Lights go out déblaye le terrain, de soubresauts électro-indus en chant crooné et nappes aériennes. Sans plus attendre, Kabbel impose un genre, une approche qui attirent l’attention. De son morceau émanent des sons bruts mais aussi célestes, qui lui offrent l’opportunité d’une amorce probante. End of norms marque, de toute évidence et comme annoncé, la fin des normes pour un artiste sûrement entravé, jusqu’alors, par ces dernières. Place à la sienne donc, libre et profondément personnelle. Hoepffner y met de lui-même, c’est là le meilleur des procédés pour engendrer une oeuvre sincère et à l’écart.

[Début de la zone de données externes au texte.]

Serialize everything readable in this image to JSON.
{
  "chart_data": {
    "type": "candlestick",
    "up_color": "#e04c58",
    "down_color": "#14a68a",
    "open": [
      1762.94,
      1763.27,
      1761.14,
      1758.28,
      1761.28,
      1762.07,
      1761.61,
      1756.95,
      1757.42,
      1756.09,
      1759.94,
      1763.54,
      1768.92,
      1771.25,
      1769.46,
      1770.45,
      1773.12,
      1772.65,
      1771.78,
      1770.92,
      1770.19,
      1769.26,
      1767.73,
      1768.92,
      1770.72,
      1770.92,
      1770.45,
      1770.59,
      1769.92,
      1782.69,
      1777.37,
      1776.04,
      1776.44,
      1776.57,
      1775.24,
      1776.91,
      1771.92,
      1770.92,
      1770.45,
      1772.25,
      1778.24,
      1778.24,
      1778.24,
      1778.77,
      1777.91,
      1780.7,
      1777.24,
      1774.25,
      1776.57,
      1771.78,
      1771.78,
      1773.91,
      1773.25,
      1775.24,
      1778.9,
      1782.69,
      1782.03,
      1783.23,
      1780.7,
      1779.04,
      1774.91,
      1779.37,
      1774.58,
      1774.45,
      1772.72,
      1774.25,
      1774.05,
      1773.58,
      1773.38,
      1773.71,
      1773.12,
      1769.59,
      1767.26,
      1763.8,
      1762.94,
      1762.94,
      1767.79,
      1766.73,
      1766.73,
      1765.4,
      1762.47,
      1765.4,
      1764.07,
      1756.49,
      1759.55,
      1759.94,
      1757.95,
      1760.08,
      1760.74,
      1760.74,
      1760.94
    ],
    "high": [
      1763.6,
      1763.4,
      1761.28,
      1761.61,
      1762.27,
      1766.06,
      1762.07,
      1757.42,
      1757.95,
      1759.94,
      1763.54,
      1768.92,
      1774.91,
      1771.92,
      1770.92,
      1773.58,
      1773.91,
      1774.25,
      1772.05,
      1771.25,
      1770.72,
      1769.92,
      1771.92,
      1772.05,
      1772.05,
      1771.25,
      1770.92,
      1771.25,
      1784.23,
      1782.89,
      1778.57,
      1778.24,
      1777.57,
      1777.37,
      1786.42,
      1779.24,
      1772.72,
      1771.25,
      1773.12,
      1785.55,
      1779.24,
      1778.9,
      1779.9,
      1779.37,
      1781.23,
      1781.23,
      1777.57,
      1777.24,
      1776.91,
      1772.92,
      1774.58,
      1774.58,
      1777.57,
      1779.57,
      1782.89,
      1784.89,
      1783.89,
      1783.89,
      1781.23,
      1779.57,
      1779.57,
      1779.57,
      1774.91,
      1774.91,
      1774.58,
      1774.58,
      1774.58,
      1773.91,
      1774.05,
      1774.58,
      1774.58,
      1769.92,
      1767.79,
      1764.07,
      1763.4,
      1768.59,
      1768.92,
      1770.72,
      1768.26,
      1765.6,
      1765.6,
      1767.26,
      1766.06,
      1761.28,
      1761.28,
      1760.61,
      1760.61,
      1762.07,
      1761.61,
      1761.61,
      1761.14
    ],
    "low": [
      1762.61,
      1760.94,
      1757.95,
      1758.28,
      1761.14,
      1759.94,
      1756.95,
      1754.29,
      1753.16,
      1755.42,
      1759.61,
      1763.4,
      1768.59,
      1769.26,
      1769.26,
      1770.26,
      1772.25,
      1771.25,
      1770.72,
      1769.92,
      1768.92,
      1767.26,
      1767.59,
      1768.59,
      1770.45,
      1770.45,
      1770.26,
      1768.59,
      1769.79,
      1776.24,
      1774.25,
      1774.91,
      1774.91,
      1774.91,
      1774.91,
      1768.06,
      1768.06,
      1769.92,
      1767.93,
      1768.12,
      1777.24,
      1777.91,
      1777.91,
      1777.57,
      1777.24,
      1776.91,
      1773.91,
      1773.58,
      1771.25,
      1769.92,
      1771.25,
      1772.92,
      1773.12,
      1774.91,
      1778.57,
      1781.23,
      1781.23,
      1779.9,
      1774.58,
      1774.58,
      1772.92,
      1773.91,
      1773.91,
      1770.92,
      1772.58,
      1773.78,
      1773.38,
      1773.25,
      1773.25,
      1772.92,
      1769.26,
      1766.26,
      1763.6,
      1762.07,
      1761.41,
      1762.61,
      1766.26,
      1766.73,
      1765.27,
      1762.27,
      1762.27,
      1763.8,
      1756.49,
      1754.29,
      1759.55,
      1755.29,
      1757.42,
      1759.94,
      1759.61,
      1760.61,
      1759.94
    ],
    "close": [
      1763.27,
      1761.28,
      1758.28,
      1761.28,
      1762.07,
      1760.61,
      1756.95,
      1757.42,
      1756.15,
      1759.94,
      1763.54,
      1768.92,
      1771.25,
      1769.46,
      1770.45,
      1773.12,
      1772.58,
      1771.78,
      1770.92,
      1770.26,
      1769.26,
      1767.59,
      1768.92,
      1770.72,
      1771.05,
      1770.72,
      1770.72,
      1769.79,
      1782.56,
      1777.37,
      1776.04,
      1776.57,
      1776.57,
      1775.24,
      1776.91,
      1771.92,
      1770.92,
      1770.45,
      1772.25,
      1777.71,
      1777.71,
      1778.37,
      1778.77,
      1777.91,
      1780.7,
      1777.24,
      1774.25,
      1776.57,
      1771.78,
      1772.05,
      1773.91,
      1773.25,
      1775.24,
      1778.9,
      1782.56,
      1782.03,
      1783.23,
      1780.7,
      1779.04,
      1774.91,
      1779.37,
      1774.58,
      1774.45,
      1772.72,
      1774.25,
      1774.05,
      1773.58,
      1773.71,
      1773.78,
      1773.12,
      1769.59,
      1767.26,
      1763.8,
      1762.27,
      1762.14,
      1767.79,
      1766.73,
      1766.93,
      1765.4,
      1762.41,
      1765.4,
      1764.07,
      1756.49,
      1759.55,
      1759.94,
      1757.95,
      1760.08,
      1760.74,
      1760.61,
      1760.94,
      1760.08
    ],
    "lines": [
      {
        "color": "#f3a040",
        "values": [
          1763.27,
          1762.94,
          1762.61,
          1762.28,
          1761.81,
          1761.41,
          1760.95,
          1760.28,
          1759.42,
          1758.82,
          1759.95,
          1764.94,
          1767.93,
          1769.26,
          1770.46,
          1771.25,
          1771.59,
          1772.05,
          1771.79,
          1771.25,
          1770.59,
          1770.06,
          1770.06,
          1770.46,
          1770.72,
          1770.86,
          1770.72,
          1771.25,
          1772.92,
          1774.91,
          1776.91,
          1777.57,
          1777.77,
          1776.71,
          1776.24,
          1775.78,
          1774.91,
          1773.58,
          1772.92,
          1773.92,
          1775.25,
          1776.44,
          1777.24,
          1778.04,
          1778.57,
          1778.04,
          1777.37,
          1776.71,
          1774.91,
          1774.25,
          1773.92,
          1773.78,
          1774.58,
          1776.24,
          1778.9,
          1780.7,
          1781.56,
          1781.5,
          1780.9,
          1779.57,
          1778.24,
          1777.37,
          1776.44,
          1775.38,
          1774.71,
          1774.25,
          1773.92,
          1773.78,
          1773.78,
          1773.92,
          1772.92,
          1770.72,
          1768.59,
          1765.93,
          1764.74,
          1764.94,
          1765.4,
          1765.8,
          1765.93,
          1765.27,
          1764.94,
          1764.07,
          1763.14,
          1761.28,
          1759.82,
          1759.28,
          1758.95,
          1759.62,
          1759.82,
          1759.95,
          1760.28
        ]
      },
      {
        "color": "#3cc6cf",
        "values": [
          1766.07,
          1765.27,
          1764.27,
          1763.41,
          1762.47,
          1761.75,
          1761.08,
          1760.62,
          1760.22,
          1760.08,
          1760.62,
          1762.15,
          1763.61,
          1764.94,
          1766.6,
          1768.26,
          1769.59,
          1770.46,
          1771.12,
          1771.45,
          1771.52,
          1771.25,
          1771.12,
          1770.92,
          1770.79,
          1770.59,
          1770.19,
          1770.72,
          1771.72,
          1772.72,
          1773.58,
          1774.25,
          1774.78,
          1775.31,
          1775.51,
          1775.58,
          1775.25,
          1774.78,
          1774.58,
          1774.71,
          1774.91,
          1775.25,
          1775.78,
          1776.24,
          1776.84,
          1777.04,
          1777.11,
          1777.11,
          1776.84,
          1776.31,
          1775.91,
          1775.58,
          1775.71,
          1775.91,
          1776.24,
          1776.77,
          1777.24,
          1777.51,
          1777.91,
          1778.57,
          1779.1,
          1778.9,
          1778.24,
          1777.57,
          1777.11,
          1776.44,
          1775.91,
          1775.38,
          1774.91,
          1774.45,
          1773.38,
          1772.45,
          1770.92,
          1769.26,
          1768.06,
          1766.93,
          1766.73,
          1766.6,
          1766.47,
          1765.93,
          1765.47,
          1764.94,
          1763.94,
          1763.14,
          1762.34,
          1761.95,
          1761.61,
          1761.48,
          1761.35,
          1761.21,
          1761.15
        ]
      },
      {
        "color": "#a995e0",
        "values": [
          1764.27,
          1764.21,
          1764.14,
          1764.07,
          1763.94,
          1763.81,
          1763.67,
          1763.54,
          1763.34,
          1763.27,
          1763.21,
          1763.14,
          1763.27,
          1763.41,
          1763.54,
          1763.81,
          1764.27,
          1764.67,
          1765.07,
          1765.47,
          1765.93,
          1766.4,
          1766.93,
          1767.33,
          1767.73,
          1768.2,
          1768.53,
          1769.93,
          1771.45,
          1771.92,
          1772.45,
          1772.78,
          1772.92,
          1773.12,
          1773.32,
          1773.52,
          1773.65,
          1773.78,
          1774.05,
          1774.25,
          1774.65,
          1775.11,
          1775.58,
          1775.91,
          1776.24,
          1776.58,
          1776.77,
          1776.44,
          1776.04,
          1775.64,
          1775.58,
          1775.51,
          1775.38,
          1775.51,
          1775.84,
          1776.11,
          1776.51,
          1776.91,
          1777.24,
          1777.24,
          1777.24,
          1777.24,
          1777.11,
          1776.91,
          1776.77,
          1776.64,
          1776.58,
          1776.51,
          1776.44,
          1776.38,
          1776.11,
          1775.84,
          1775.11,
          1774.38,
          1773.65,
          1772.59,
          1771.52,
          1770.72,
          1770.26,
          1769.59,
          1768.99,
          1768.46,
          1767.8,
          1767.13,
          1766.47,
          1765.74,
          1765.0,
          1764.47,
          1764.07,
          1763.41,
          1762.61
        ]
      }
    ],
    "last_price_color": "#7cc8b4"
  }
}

Avec Young again, lui aussi traversé par des sonorités indus puissantes qu’entourent des bruits plus spatiaux, l’orientation se confirme. L’attrait aussi. Il faudra, je n’en disconviens pas, s’y reprendre à plusieurs fois, réitérer l’écoute, pour appréhender pleinement ce End of norms. Mais le jeu en vaut la chandelle, comme avec la plupart des disques qui ne se livrent pas dans l’immédiat. On entend là des boucles à la Reznor, à l’accroche sûre. Mais c’est Kabbel qui, quoiqu’il advienne, mijote sa propre tambouille. Il a, pour ça, tous les atouts et qualités requis. Tied le prouve, son chant est aigu, ses secousses nerveuses. End of norms est dans les contrepoints, en cela il marque des points. Il breake dans les nuages, la voix ressurgit en renvoyant de lointains airs de Depeche Mode (si si). De tonalités délicates en abords endurcis, Kabbel trouve sa place et investit la place avec une belle dose d’agilité dans ses constructions. No more XTC, s’il parait dans un premier temps immuable, finit par émerger et instaurer un décor sobre, magnifique.
Plus apaisé, il conclut un EP globalement élevé, stylistiquement insaisissable, aux ambiances qu’on pourrait qualifier de posément tendues, où se percutent divers genres musicaux. L’amalgame est bon: le sieur Hoepffner poursuit donc sur un sentier plus « à lui » son petit bonhomme de chemin, désormais émaillé d’une longue série de réussites dont le trait commun réside dans leur contours non-conformes.